Mr. Glikes, meanwhile, left Simon & Schuster in 1983 for a job at the Free Press, leaving Dancing in the Dark behind. In the wake of his editor’s departure, Mr. Dickstein was reassigned to Alice Mayhew. But he interacted with her only minimally, and insofar as he continued working on Dancing in fits and starts, he did so without her input. “It languished at Simon & Schuster, but I’m not sure they were terribly aware of the fact that it was there,” said Mr. Dickstein’s agent, Mr. Borchardt, of the project. “I think they just lost interest. I don’t think anybody was really keeping track of it.” Mr. Dickstein remembers sending Ms. Mayhew a chapter at some point during the ’90s and getting a nice note back, but that was about as far as it went. “I live in Sag Harbor for part of the year, and she does also,” he said. “I’d run into her occasionally but, you know …”

During these long years, as Mr.

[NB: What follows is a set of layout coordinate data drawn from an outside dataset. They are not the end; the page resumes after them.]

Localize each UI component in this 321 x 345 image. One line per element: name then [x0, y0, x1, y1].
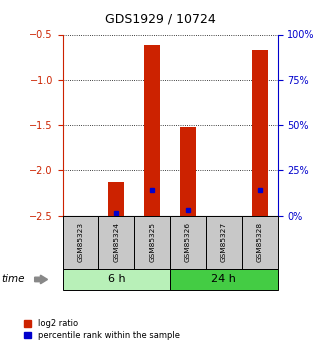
Bar	[252, 50, 268, 216]
Text: GSM85325: GSM85325	[149, 223, 155, 262]
Text: GSM85327: GSM85327	[221, 222, 227, 263]
Text: GSM85328: GSM85328	[257, 222, 263, 263]
Text: GSM85323: GSM85323	[77, 223, 83, 262]
Text: time: time	[2, 275, 25, 284]
Text: GSM85324: GSM85324	[113, 223, 119, 262]
Text: 24 h: 24 h	[212, 275, 236, 284]
Text: 6 h: 6 h	[108, 275, 125, 284]
Text: GDS1929 / 10724: GDS1929 / 10724	[105, 12, 216, 25]
Legend: log2 ratio, percentile rank within the sample: log2 ratio, percentile rank within the s…	[23, 319, 180, 341]
Bar	[180, 127, 196, 216]
Bar	[108, 182, 125, 216]
Bar	[144, 46, 160, 216]
Text: GSM85326: GSM85326	[185, 223, 191, 262]
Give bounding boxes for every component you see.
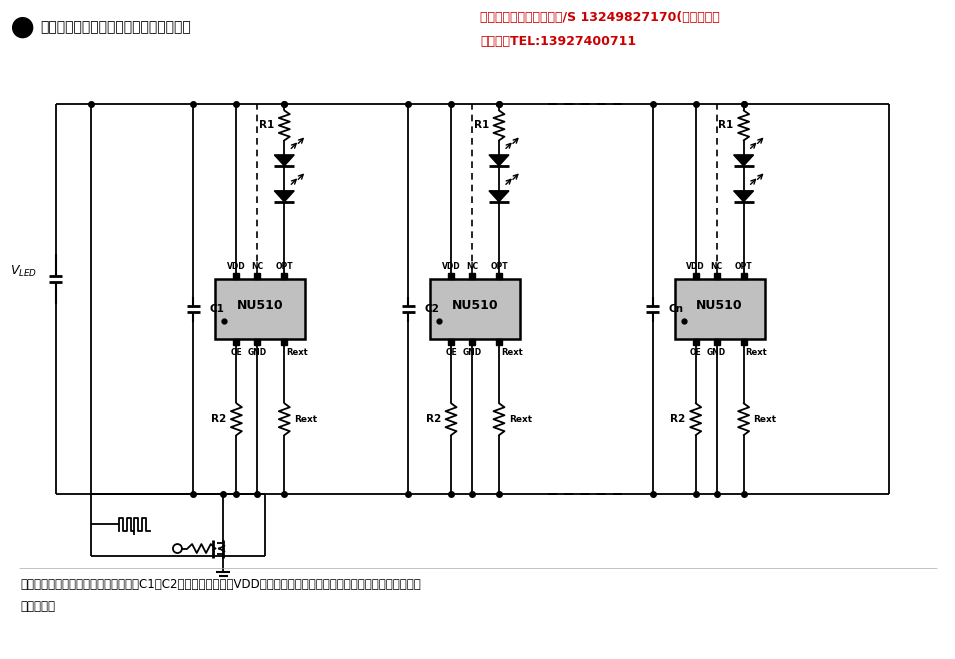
- Text: Cn: Cn: [668, 304, 684, 314]
- Bar: [496, 273, 502, 279]
- Bar: [282, 273, 287, 279]
- Polygon shape: [733, 155, 753, 166]
- Text: OE: OE: [445, 348, 456, 357]
- Text: Rext: Rext: [286, 348, 308, 357]
- Polygon shape: [489, 155, 509, 166]
- Text: 備註：雙色溫調光調色主要是通過改變C1、C2容量的大小，造成VDD的上電時間延時不同。多顆電容順序增大，就能產流: 備註：雙色溫調光調色主要是通過改變C1、C2容量的大小，造成VDD的上電時間延時…: [21, 579, 421, 592]
- Bar: [254, 273, 260, 279]
- Text: R2: R2: [670, 415, 686, 424]
- Polygon shape: [733, 191, 753, 202]
- Text: OPT: OPT: [490, 262, 508, 272]
- Text: C1: C1: [209, 304, 224, 314]
- Text: Rext: Rext: [501, 348, 522, 357]
- Text: Rext: Rext: [509, 415, 532, 424]
- Text: Rext: Rext: [294, 415, 317, 424]
- Text: R1: R1: [259, 121, 274, 130]
- Text: NC: NC: [466, 262, 478, 272]
- Bar: [741, 273, 747, 279]
- Bar: [233, 273, 240, 279]
- Text: $V_{LED}$: $V_{LED}$: [11, 264, 37, 279]
- Text: R2: R2: [211, 415, 226, 424]
- Polygon shape: [274, 155, 294, 166]
- Text: 雙色溫調光及流星燈（汽車轉向燈）應用: 雙色溫調光及流星燈（汽車轉向燈）應用: [41, 20, 191, 35]
- Text: VDD: VDD: [227, 262, 245, 272]
- Bar: [469, 339, 475, 345]
- Circle shape: [12, 18, 32, 38]
- Text: 一级代理商诚信联科技古/S 13249827170(微信同步）: 一级代理商诚信联科技古/S 13249827170(微信同步）: [480, 11, 720, 24]
- Bar: [448, 273, 454, 279]
- Polygon shape: [274, 191, 294, 202]
- Text: GND: GND: [247, 348, 266, 357]
- Bar: [430, 279, 520, 339]
- Text: GND: GND: [462, 348, 481, 357]
- Text: NU510: NU510: [696, 299, 743, 312]
- Text: GND: GND: [707, 348, 726, 357]
- Text: NU510: NU510: [452, 299, 499, 312]
- Bar: [692, 339, 698, 345]
- Text: OE: OE: [690, 348, 702, 357]
- Text: OPT: OPT: [734, 262, 753, 272]
- Text: NU510: NU510: [237, 299, 284, 312]
- Bar: [233, 339, 240, 345]
- Bar: [469, 273, 475, 279]
- Text: VDD: VDD: [442, 262, 460, 272]
- Bar: [254, 339, 260, 345]
- Text: C2: C2: [424, 304, 439, 314]
- Bar: [216, 279, 306, 339]
- Bar: [496, 339, 502, 345]
- Text: 技术支持TEL:13927400711: 技术支持TEL:13927400711: [480, 35, 636, 48]
- Bar: [675, 279, 765, 339]
- Bar: [713, 273, 719, 279]
- Text: NC: NC: [711, 262, 723, 272]
- Text: R2: R2: [426, 415, 441, 424]
- Text: OPT: OPT: [275, 262, 293, 272]
- Bar: [282, 339, 287, 345]
- Text: VDD: VDD: [687, 262, 705, 272]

Dickstein wrote other books, taught classes and fiddled with Dancing on and off, Mr. Borchardt was patient with his client. “Georges has a very wry sensibility, so his form of pressure was making these gently ironic and sarcastic comments about how long the book would take, and whether any of us would live to see it,” Mr. Dickstein said. But the agent never gave up hope that his client would complete the book. “I was really fairly confident that he would get through it sooner or later,” Mr. Borchardt said.

It was about six years ago, once the postwar fiction monograph was behind him, that Mr. Dickstein resolved to commit himself full time to Dancing in the Dark. He stopped accepting freelance assignments and got to work. “I said, ‘This is ridiculous. Either I’m going to make a big push to finish, or it’s never going to get done.’”

And so it did. The question then was, who would publish it? Sure, there was the Simon & Schuster contract, but the thing was 29 years old, and by all accounts, no one involved was all that enthusiastic about honoring it. Mr. Borchardt moved to dissolve it—he declined to be specific, beyond saying “it was arranged that we could give it to someone else”—and shortly thereafter, the manuscript was in to Mr. Weil at Norton.

Why did it take Mr. Borchardt so long to execute the move? Because, the agent explained, “It’s very difficult to go to a publisher and say, ‘Look, I have this author here; it’s true he’s already 20 years late, but I think within the next 20 he really will finish this book.’ You’re in a much stronger position if you actually have a manuscript in hand, and you’re in an even stronger position if the book is brilliant, as it turned out to be in this case.”